A World With Sun In It
Lately it feels like a matter of life or death to get away from the world of the computer and back into the realm of that-which-I-can-actually-touch. Marriage has really brought this out in me. Like, to a deranged degree. For the past year-and-three-months of marriage, I've been stunned by the intensity of my desire to bake bread, to re-organize the pantry, to lay out beautiful tablescapes for dinner parties. At first I thought I was straight-up turning into a homesteader. Then I told myself that this was just your typical writerly procrastination: I didn't want to get my work done and so my Id whispered to me that mixing flour, yeast, and water was a worthy task that must be done right away.
But I was wrong! It wasn't procrastination. It was need. My brain—my body, too—was nudging me back into the realm of the tactile, because it knew I'd spent so long trying to live in limbo, ready to go anywhere, do anything. It wasn't that I didn't want to write; it was that I desperately craved both.
So I foraged flowers. Made an inspiration wall. Transplanted plants. Oh yes, it all sounds cloyingly aestheticized when you say it out loud. Got a vintage linen table runner at the thrift store. A trio of ceramic hands. Some handmade macrame. Returned some things to the thrift store to keep our apartment streamlined. All in the pursuit of the tactile. I roasted vegetables, duh. Bought vintage design books to pore over. Scavenged a set of beads from the thrift store. I wanted to shake something, but in a non-violent way. Maybe a batch of kombucha—can you shake that? The concept of kneading felt vital.
The etymology of the word tactile leads you quickly into feel, which is an interesting word because it refers to both the physical and the emotional. I can feel the softness of my blue velvet blanket while feeling happy that years ago, my mother gave it to me because she wanted me to be warm. I can feel the stickiness of bread dough while feeling pride that I taught myself how to make it. Of course, sometimes you don't get both. I can feel that someone I love is sad without being able to feel the sidewalk under our feet that we skipped down the day we discovered that skipping as adults is a damn fine way to get places quickly. I remember the hilarious laughter that just absolutely burst from my body after a few seconds of skipping; we must have looked so deranged, just two adults, skipping with grave purpose between one coffeeshop and the next. We can feel things on the internet but can't feel them, which is an obvious and boring problem, except when you are really missing someone, and then it's the most pressing problem in the world.

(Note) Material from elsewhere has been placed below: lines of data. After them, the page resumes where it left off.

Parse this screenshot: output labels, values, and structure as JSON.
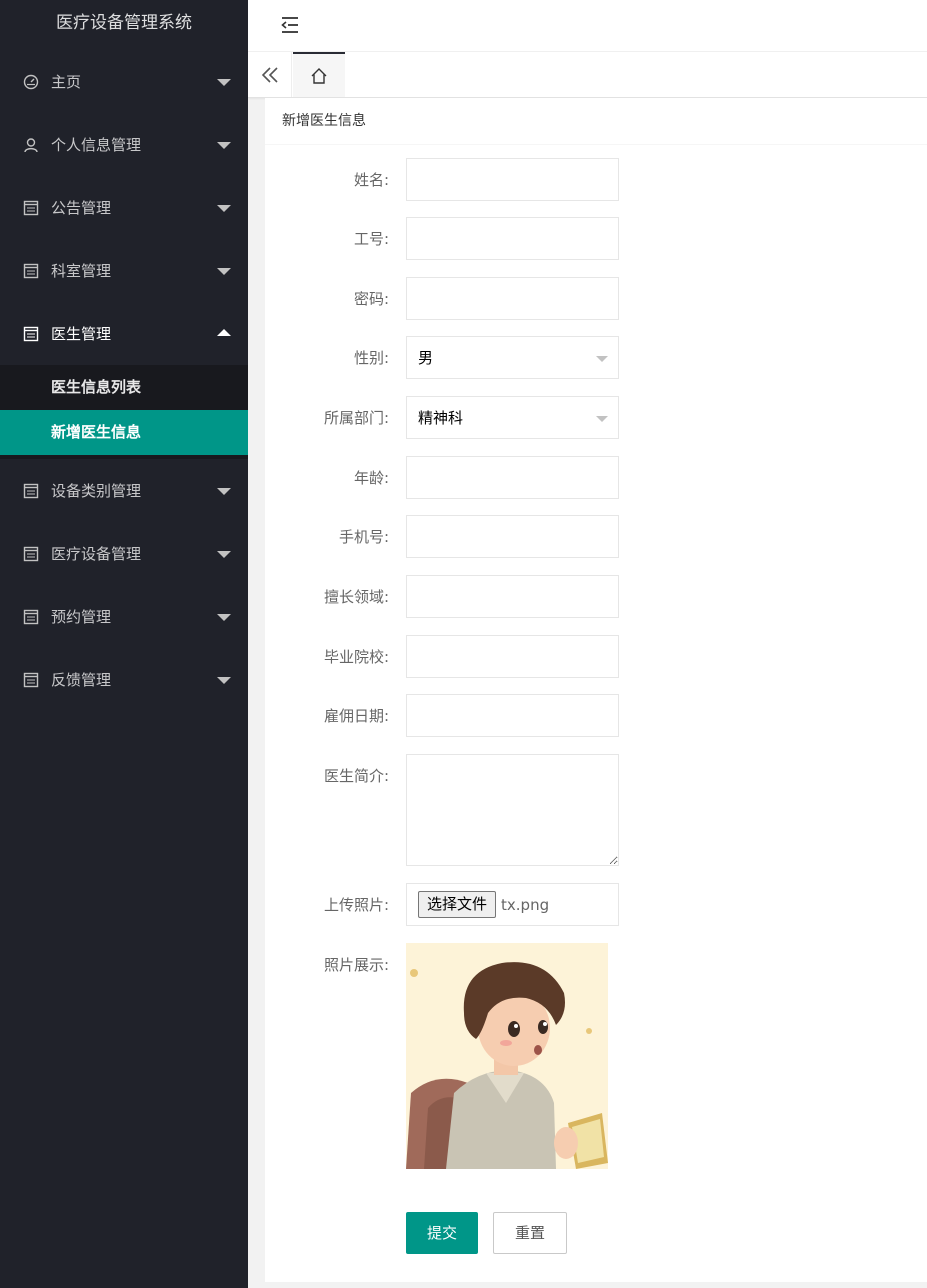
{
  "app": {
    "title": "医疗设备管理系统"
  },
  "sidebar": {
    "items": [
      {
        "label": "主页",
        "icon": "dashboard-icon"
      },
      {
        "label": "个人信息管理",
        "icon": "user-icon"
      },
      {
        "label": "公告管理",
        "icon": "list-icon"
      },
      {
        "label": "科室管理",
        "icon": "list-icon"
      },
      {
        "label": "医生管理",
        "icon": "list-icon",
        "open": true,
        "children": [
          {
            "label": "医生信息列表"
          },
          {
            "label": "新增医生信息",
            "active": true
          }
        ]
      },
      {
        "label": "设备类别管理",
        "icon": "list-icon"
      },
      {
        "label": "医疗设备管理",
        "icon": "list-icon"
      },
      {
        "label": "预约管理",
        "icon": "list-icon"
      },
      {
        "label": "反馈管理",
        "icon": "list-icon"
      }
    ]
  },
  "card": {
    "title": "新增医生信息"
  },
  "form": {
    "name_label": "姓名:",
    "id_label": "工号:",
    "password_label": "密码:",
    "gender_label": "性别:",
    "gender_value": "男",
    "dept_label": "所属部门:",
    "dept_value": "精神科",
    "age_label": "年龄:",
    "phone_label": "手机号:",
    "specialty_label": "擅长领域:",
    "school_label": "毕业院校:",
    "hire_label": "雇佣日期:",
    "intro_label": "医生简介:",
    "upload_label": "上传照片:",
    "file_button": "选择文件",
    "file_name": "tx.png",
    "preview_label": "照片展示:",
    "submit": "提交",
    "reset": "重置"
  },
  "colors": {
    "sidebar_bg": "#20222a",
    "accent": "#009688",
    "submenu_bg": "#18191e"
  }
}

The body wants to participate in the world. The mind does, too. We're all always turning toward the sun. My handsome grandpa can no longer feel his feet, or his shins, or his fingers. His walk is unsteady because his body is lost in space, unsure whether or not it is touching something solid. But he sits at his window by the lake and he can tell you the backstory of every animal that comes by. And he can remember what it felt like to sit on a tractor. What it felt like to fully stand.